Unnamed: 0,Label,Prediction
0,Negative,Negative
1,Negative,Negative
2,Negative,Positive
3,Positive,Positive
4,Negative,Negative
5,Negative,Positive
6,Positive,Positive
7,Negative,Positive
8,Negative,Negative
9,Positive,Positive


In [232]:
# Later you can load it using keras.models.load_model()
from keras.models import load_model
model = load_model(os.path.join(cache_dir, model_file))

In [233]:
model.fit(X_train, y_train, epochs=3, batch_size=64, validation_split=0.5)

Train on 12500 samples, validate on 12500 samples
Epoch 1/3
Epoch 2/3
Epoch 3/3


<keras.callbacks.History at 0x7f9c1c7406d8>

In [234]:
model.fit(X_train, y_train, epochs=1, batch_size=32, validation_split=0.4)

Train on 15000 samples, validate on 10000 samples
Epoch 1/1


<keras.callbacks.History at 0x7f9c1c7401d0>

In [261]:
import numpy as np


msg="Such a loss of time "
def review_to_array(text):
    text = re.sub(r"[^a-zA-Z0-9]", " ", text)
    text = text.lower().split()
    
    words_ids=[word2id.get(i, " ") for i in text]
    review_array=np.array(list(filter((" ").__ne__, words_ids)))


    test_seq = np.pad(review_array, (max_words-len(review_array), 0),
                      'constant', constant_values=(0),)

    
    test_seq = test_seq.reshape(-1, 500)

    return test_seq



def get_predicion(msg):
    msg  = review_to_array(msg)
    pred = model.predict_classes(msg)
    
    return 'Positive' if pred[0]==1 else 'Negative'
    

    

pred = get_predicion(msg)
print(pred)

Positive


In [259]:
from ipywidgets import widgets 
from IPython.display import display

print('Please enter your movie review.')
text = widgets.Text()

display(text)
def handle_submit(sender):
    review=(text.value)
    try:
        res=(get_predicion(review))
        printed= 'You liked the movie.'if res == 'Positive' else 'You didn\'t like that movie.'
        print(printed)
        
    except:
        print('Please enter a more descriptive review for the movie/series')
    

  
text.on_submit(handle_submit)

Please enter your movie review.


gdf
You liked the movie.
I hate it
You liked the movie.
I Love it but 
You didn't like that movie.
Amazing
You liked the movie.
terrible
You liked the movie.
Terrible e
You liked the movie.
Terrible 
You liked the movie.


#### Question: Comparing RNNs and Traditional Methods

How well does your RNN model perform compared to the BoW + Gradient-Boosted Decision Trees?

#### Answer:

...

## Extensions

There are several ways in which you can build upon this notebook. Each comes with its set of challenges, but can be a rewarding experience.
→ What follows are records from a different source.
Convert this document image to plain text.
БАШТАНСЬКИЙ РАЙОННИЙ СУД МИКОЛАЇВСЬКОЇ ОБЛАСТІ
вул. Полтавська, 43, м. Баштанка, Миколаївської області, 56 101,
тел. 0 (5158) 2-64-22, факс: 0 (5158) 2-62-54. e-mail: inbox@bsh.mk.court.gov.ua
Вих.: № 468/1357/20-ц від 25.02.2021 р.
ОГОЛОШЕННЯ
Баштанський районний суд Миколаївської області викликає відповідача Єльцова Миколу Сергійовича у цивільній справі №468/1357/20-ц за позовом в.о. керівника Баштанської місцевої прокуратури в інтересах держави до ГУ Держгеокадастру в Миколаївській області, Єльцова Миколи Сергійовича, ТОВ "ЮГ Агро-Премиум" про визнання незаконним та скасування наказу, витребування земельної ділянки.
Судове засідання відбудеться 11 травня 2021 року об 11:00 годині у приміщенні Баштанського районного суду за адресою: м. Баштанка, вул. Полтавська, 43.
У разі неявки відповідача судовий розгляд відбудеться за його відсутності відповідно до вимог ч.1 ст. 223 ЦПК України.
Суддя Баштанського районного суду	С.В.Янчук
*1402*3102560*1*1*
- The first thing is to try and improve the accuracy of your model by experimenting with different architectures, layers and parameters. How good can you get without taking prohibitively long to train? How do you prevent overfitting?

- Then, you may want to deploy your model as a mobile app or web service. What do you need to do in order to package your model for such deployment? How would you accept a new review, convert it into a form suitable for your model, and perform the actual prediction? (Note that the same environment you used during training may not be available.)

- One simplification we made in this notebook is to limit the task to binary classification. The dataset actually includes a more fine-grained review rating that is indicated in each review's filename (which is of the form `<[id]_[rating].txt>` where `[id]` is a unique identifier and `[rating]` is on a scale of 1-10; note that neutral reviews > 4 or < 7 have been excluded). How would you modify the notebook to perform regression on the review ratings? In what situations is regression more useful than classification, and vice-versa?

Whatever direction you take, make sure to share your results and learnings with your peers, through blogs, discussions and participating in online competitions. This is also a great way to become more visible to potential employers!